A static analysis tool for PostgreSQL SQL files, powered by the real PostgreSQL parser via pg_query_go.
pgvet parses your .sql files using the same parser that runs inside PostgreSQL itself and checks for common anti-patterns and correctness issues — no running database required.
go install github.com/mnafees/pgvet@latestNote: The first build takes ~3 minutes due to CGO compilation of the embedded PostgreSQL parser. Subsequent builds are fast.
# Check a file
pgvet queries.sql
# Check a directory recursively
pgvet sql/
# Check multiple paths
pgvet queries/ migrations/ views.sql
# Read from stdin
echo "SELECT * FROM users" | pgvet
# JSON output (for CI integration)
pgvet --format json sql/
# Run only specific rules
pgvet --rules not-in-subquery,select-star sql/
# Exclude specific rules
pgvet --exclude select-star sql/Exit codes: 0 = no issues, 1 = issues found, 2 = usage/parse error.

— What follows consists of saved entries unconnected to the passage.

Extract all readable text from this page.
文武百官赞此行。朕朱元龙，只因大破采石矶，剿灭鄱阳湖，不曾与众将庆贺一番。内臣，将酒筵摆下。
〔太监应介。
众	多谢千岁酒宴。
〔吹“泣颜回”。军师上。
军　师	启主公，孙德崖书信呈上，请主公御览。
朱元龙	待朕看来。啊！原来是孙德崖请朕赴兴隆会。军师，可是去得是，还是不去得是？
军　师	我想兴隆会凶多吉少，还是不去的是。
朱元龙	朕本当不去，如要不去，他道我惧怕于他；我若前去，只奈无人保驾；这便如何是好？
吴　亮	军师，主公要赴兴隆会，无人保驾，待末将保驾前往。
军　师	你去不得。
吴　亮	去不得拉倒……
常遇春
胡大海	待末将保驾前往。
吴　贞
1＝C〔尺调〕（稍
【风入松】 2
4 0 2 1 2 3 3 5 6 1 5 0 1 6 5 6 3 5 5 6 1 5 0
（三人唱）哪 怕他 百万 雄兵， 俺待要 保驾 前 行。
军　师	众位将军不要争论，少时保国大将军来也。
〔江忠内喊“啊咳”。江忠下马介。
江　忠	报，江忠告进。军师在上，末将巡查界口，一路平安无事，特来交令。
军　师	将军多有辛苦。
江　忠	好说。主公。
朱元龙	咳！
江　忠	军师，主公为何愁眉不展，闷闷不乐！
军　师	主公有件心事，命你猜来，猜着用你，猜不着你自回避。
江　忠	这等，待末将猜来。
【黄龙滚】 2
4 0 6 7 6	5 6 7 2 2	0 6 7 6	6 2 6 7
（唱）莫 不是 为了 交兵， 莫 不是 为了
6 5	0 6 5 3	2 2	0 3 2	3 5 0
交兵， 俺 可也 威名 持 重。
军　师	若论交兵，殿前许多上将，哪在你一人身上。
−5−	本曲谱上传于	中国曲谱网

These rules run by default:
| Rule | Severity | Description |
|---|---|---|
select-star |
warning | SELECT * in the outermost query is fragile — list columns explicitly |
limit-without-order |
warning | LIMIT without ORDER BY produces non-deterministic results (exempts LIMIT 1) |
not-in-subquery |
error | NOT IN (SELECT ...) is broken when the subquery can return NULLs — use NOT EXISTS instead |
for-update-no-skip |
warning | FOR UPDATE without SKIP LOCKED or NOWAIT can cause lock contention |
distinct-on-order |
warning | DISTINCT ON without a matching leading ORDER BY produces non-deterministic results |
null-comparison |
error | = NULL or <> NULL always yields NULL — use IS NULL or IS NOT NULL |
update-without-where |
warning | UPDATE without WHERE updates every row in the table |
delete-without-where |
warning | DELETE without WHERE deletes every row in the table |
insert-without-columns |
warning | INSERT without column list depends on column order — list columns explicitly |
ban-char-type |
warning | char(n) pads with spaces — use text or varchar instead |
timestamp-without-timezone |
warning | timestamp without time zone loses timezone context — use timestamptz instead |
order-by-ordinal |
warning | ORDER BY ordinal position is fragile — use column names or expressions |
group-by-ordinal |
warning | GROUP BY ordinal position is fragile — use column names or expressions |
like-starts-with-wildcard |
warning | LIKE/ILIKE pattern starting with % prevents index usage |
offset-without-limit |
warning | OFFSET without LIMIT returns all remaining rows — likely a mistake |
These rules must be explicitly enabled with --rules:
| Rule | Severity | Description |
|---|---|---|
multi-statement |
error | Multiple statements in a single query block — CTEs from the first statement are not visible to subsequent ones |
queries.sql:3:8: warning: [select-star] SELECT * in outermost query is fragile — list columns explicitly
queries.sql:7:30: error: [not-in-subquery] NOT IN (SELECT ...) is broken when the subquery can return NULLs — use NOT EXISTS instead
[
{
"rule": "select-star",
"message": "SELECT * in outermost query is fragile — list columns explicitly",
"file": "queries.sql",
"line": 3,
"col": 8,
"severity": "warning"
}
]pgvet has a simple rule interface:
type Rule interface {
Name() string
Description() string
Check(stmt *pg_query.RawStmt, sql string) []Diagnostic
}Each rule receives a single parsed statement and the original SQL text. The walker package provides a generic AST traversal helper so rules don't need their own recursion logic.